Vikings commonly threw bones of their ancestors in smelting furnaces because they believed the souls would strength the iron. They were right, bone and poor quality iron formed a rudimentary type of steel which did indeed make a stronger blade. The explanation is entirely chemical, but they were able to reach a truth beyond their current level of scientific understanding.
Acting like people from the past were just big dummies who did things for no reason is idealism. They couldn’t scientifically understand why these things occurred but they still understood the effects of the world around them.
The truth in this example is that you can make iron stronger by adding bones. Being incorrect about the process doesn’t make the result any less truthful.

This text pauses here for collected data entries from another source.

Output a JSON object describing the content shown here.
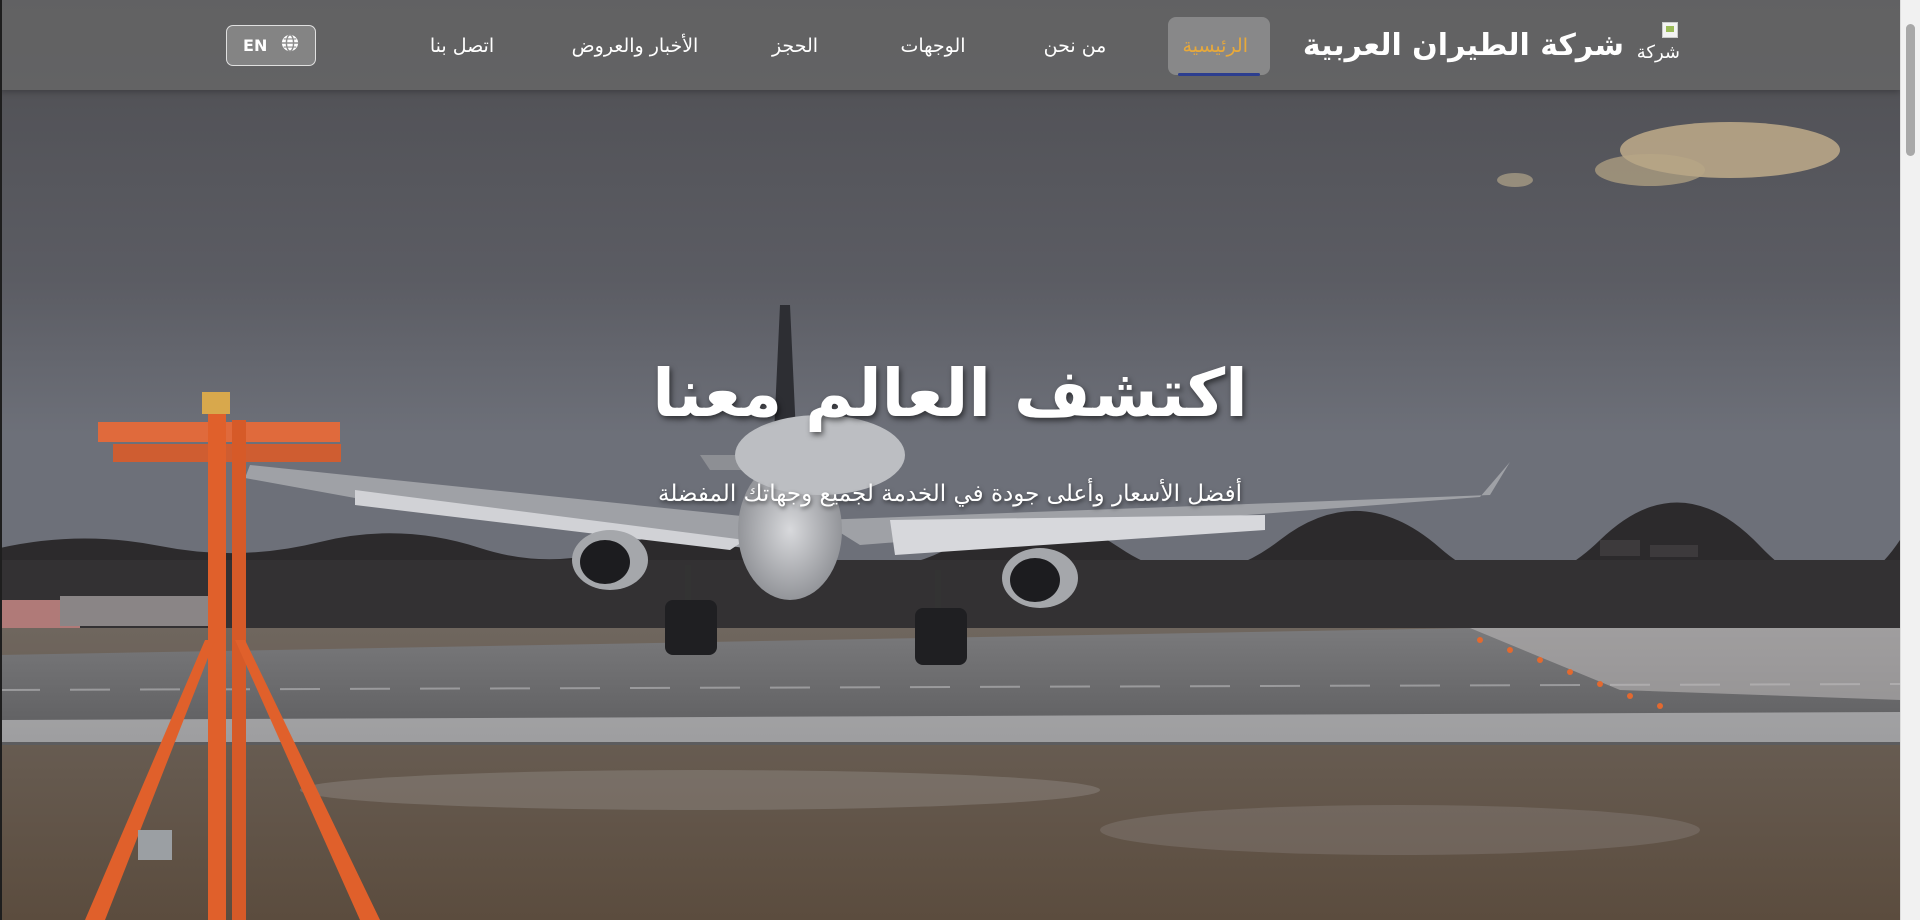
{
  "brand": {
    "name": "شركة الطيران العربية",
    "logo_alt": "شركة"
  },
  "nav": {
    "items": [
      {
        "label": "الرئيسية",
        "active": true
      },
      {
        "label": "من نحن",
        "active": false
      },
      {
        "label": "الوجهات",
        "active": false
      },
      {
        "label": "الحجز",
        "active": false
      },
      {
        "label": "الأخبار والعروض",
        "active": false
      },
      {
        "label": "اتصل بنا",
        "active": false
      }
    ],
    "lang_label": "EN"
  },
  "hero": {
    "title": "اكتشف العالم معنا",
    "subtitle": "أفضل الأسعار وأعلى جودة في الخدمة لجميع وجهاتك المفضلة"
  },
  "colors": {
    "active_nav_text": "#e8a93a",
    "active_nav_underline": "#2c3e8f",
    "navbar_bg": "rgba(105,105,105,0.72)",
    "text": "#ffffff"
  },
  "icons": {
    "language": "globe-icon"
  }
}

In that case, it’s elephants all the way down. I can understand how trees work and discover new things about them without understanding how sub-atomic particles interact in their leaves. You think having no understanding of the underlining phenomenon makes the things you observe and discover above it untruthful. But everything we know about the universe today relies on principles we don’t understand yet. By your own definition, all of modern science is false because we haven’t yet filled in certain gaps.
Was the Plum Pudding model just something J.J. Thomson made up? In a historical epoch in which ghosts, werewolves, and gods were presumed to exist, this was an extremely logical explanation. Being wrong doesn’t mean these people were just guessing and talking out their ass.